The prosthetics industry is too focused on high-tech limbs that are complicated, costly, and often impractical

12 min read
A photograph of a young woman with brown eyes and neck length hair dyed rose gold sits at a white table. In one hand she holds a carbon fiber robotic arm and hand. Her other arm ends near her elbow. Her short sleeve shirt has a pattern on it of illustrated hands.

The author, Britt Young, holding her Ottobock bebionic bionic arm.

Gabriela Hasbun. Makeup: Maria Nguyen for MAC cosmetics; Hair: Joan Laqui for Living Proof

In Jules Verne’s 1865 novel From the Earth to the Moon, members of the fictitious Baltimore Gun Club, all disabled Civil War veterans, restlessly search for a new enemy to conquer. They had spent the war innovating new, deadlier weaponry. By the war’s end, with “not quite one arm between four persons, and exactly two legs between six,” these self-taught amputee-weaponsmiths decide to repurpose their skills toward a new projectile: a rocket ship.

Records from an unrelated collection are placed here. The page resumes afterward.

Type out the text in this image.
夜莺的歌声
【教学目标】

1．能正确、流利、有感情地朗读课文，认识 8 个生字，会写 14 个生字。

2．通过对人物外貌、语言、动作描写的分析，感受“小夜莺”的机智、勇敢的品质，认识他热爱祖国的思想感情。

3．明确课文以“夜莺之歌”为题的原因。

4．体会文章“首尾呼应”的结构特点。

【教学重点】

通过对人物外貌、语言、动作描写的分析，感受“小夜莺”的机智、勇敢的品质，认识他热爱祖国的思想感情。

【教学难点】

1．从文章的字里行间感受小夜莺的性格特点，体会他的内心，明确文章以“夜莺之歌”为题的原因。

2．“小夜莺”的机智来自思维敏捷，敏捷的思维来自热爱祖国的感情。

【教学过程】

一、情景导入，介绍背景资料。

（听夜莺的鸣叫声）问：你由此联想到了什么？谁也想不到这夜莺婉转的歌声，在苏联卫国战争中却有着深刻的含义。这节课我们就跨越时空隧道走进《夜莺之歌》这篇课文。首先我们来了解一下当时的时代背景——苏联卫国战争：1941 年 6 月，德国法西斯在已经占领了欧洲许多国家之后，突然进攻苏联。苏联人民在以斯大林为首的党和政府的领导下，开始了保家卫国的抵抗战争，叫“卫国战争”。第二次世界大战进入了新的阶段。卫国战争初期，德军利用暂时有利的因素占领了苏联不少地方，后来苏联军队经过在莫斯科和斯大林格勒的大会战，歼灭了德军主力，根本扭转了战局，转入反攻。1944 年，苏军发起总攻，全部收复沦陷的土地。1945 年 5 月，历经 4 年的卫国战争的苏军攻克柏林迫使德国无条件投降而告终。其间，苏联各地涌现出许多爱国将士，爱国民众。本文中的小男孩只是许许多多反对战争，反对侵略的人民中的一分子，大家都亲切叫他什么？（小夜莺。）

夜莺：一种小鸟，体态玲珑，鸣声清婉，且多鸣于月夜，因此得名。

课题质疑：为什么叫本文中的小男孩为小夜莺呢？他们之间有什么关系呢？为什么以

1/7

The story of the Baltimore Gun Club propelling themselves to the moon is about the extraordinary masculine power of the veteran, who doesn’t simply “overcome” his disability; he derives power and ambition from it. Their “crutches, wooden legs, artificial arms, steel hooks, caoutchouc [rubber] jaws, silver craniums [and] platinum noses” don’t play leading roles in their personalities—they are merely tools on their bodies. These piecemeal men are unlikely crusaders of invention with an even more unlikely mission. And yet who better to design the next great leap in technology than men remade by technology themselves?